Ce qui reste travaille le moins possible : non qu’il ne s’y rencontre une majorité d’ouvriers honnêtes et laborieux ; mais elle aurait besoin d’un appui contre l’exemple et l’intimidation. Quelques mauvaises volontés suffisent d’ailleurs à paralyser une équipe, où chacun doit attendre l’aide de tous les autres. L’arsenal de Toulon, qui emploie 6 500 ouvriers, a l’air d’une ville morte ou d’une usine en grève. Le désordre, la paresse, l’incurie s’y étalent. Les hommes allongés au soleil l’hiver, à l’ombre l’été, causent, fument, jouent aux cartes, lisent le journal. Ouvrons, pour constater le contraste, le livre de M. Lockroy sur la marine allemande : « On devine une discipline sévère... Les hommes sont silencieux comme les machines électriques dont ils font usage... L’arsenal est tenu comme un bateau. Tout y brille et y reluit. On y chercherait une tache. Pas un bout de tôle n’est oublié dans les chemins... »

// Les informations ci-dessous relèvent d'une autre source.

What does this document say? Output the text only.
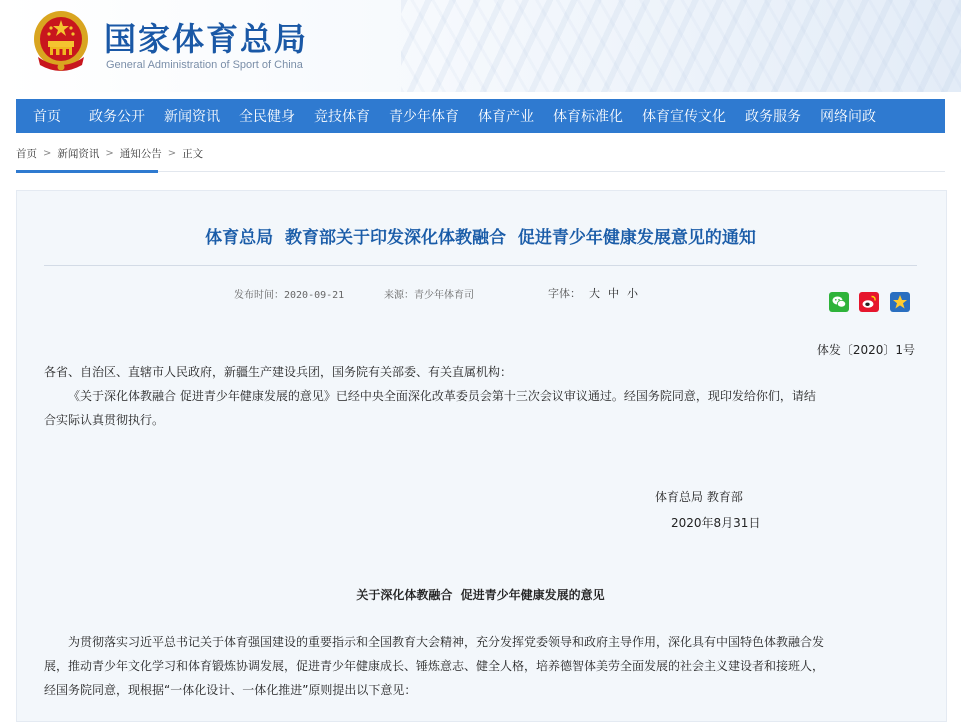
国家体育总局
General Administration of Sport of China
首页 政务公开 新闻资讯 全民健身 竞技体育 青少年体育 体育产业 体育标准化 体育宣传文化 政务服务 网络问政
首页 > 新闻资讯 > 通知公告 > 正文
体育总局  教育部关于印发深化体教融合  促进青少年健康发展意见的通知
发布时间：2020-09-21	来源：青少年体育司	字体： 大 中 小
体发〔2020〕1号
各省、自治区、直辖市人民政府，新疆生产建设兵团，国务院有关部委、有关直属机构：
《关于深化体教融合 促进青少年健康发展的意见》已经中央全面深化改革委员会第十三次会议审议通过。经国务院同意，现印发给你们，请结
合实际认真贯彻执行。
体育总局 教育部
2020年8月31日
关于深化体教融合  促进青少年健康发展的意见
为贯彻落实习近平总书记关于体育强国建设的重要指示和全国教育大会精神，充分发挥党委领导和政府主导作用，深化具有中国特色体教融合发
展，推动青少年文化学习和体育锻炼协调发展，促进青少年健康成长、锤炼意志、健全人格，培养德智体美劳全面发展的社会主义建设者和接班人，
经国务院同意，现根据“一体化设计、一体化推进”原则提出以下意见：
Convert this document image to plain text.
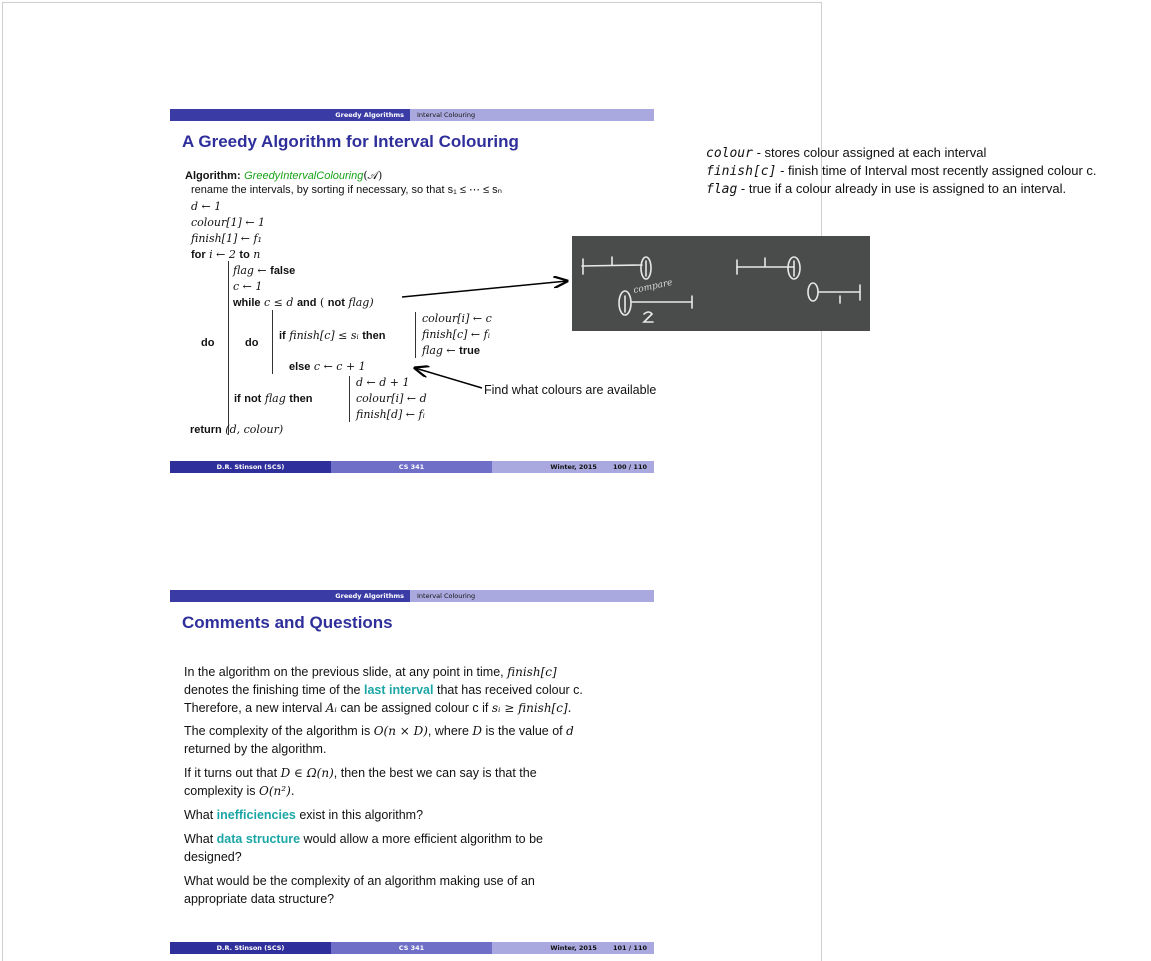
Greedy Algorithms	Interval Colouring
A Greedy Algorithm for Interval Colouring
Algorithm: GreedyIntervalColouring(𝒜)
rename the intervals, by sorting if necessary, so that s₁ ≤ ⋯ ≤ sₙ
d ← 1
colour[1] ← 1
finish[1] ← f₁
for i ← 2 to n
do
flag ← false
c ← 1
while c ≤ d and ( not flag)
do
if finish[c] ≤ sᵢ then
colour[i] ← c
finish[c] ← fᵢ
flag ← true
else c ← c + 1
if not flag then
d ← d + 1
colour[i] ← d
finish[d] ← fᵢ
return (d, colour)
D.R. Stinson (SCS)	CS 341	Winter, 2015 100 / 110
Greedy Algorithms	Interval Colouring
Comments and Questions
In the algorithm on the previous slide, at any point in time, finish[c]
denotes the finishing time of the last interval that has received colour c.
Therefore, a new interval Aᵢ can be assigned colour c if sᵢ ≥ finish[c].
The complexity of the algorithm is O(n × D), where D is the value of d
returned by the algorithm.
If it turns out that D ∈ Ω(n), then the best we can say is that the
complexity is O(n²).
What inefficiencies exist in this algorithm?
What data structure would allow a more efficient algorithm to be
designed?
What would be the complexity of an algorithm making use of an
appropriate data structure?
D.R. Stinson (SCS)	CS 341	Winter, 2015 101 / 110
colour - stores colour assigned at each interval
finish[c] - finish time of Interval most recently assigned colour c.
flag - true if a colour already in use is assigned to an interval.
compare
Find what colours are available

La politique fait naturellement ses ravages parmi nos ouvriers désœuvrés. Ils en ont d’abord obtenu d’élargir encore leur oisiveté. M. Pelletan leur accorda la journée officielle de huit heures, réduite en fait à beaucoup moins. Des ingénieurs ayant servi dans les chantiers privés et dans certains arsenaux estimaient au dixième la proportion des rendemens ; et un autre technicien évaluait à deux heures de travail effectif l’activité des bons ouvriers à Toulon. Voilà pour la quantité. La qualité vaut-elle mieux ? On assure qu’il faut reprendre près de la moitié des montages et ajustages faits par Toulon. Et qui ne se rappelle en effet tel sous-marin se présentant aux essais avec des organes incapables de fonctionner ? La mauvaise volonté n’est peut-être pas toujours étrangère à tant d’incidens : incendies, bateaux coulés au bassin, enrayages de machines, etc., qui se reproduisent du Nord au Midi. Et justement, la surveillance a été diminuée avec le nombre des gendarmes et des garde-consignes, désarmée par la faiblesse ministérielle. Ceux des contremaîtres qui essayaient de réagir se sont vus l’objet de persécutions impunies. De leur côté, les officiers et ingénieurs, priés d’éviter toute affaire, et sachant qu’ils ne seraient pas soutenus, ferment les yeux. D’ailleurs, la paperasse les retient hors des chantiers.

Dans ces conditions, le pouvoir finit par émaner d’en bas.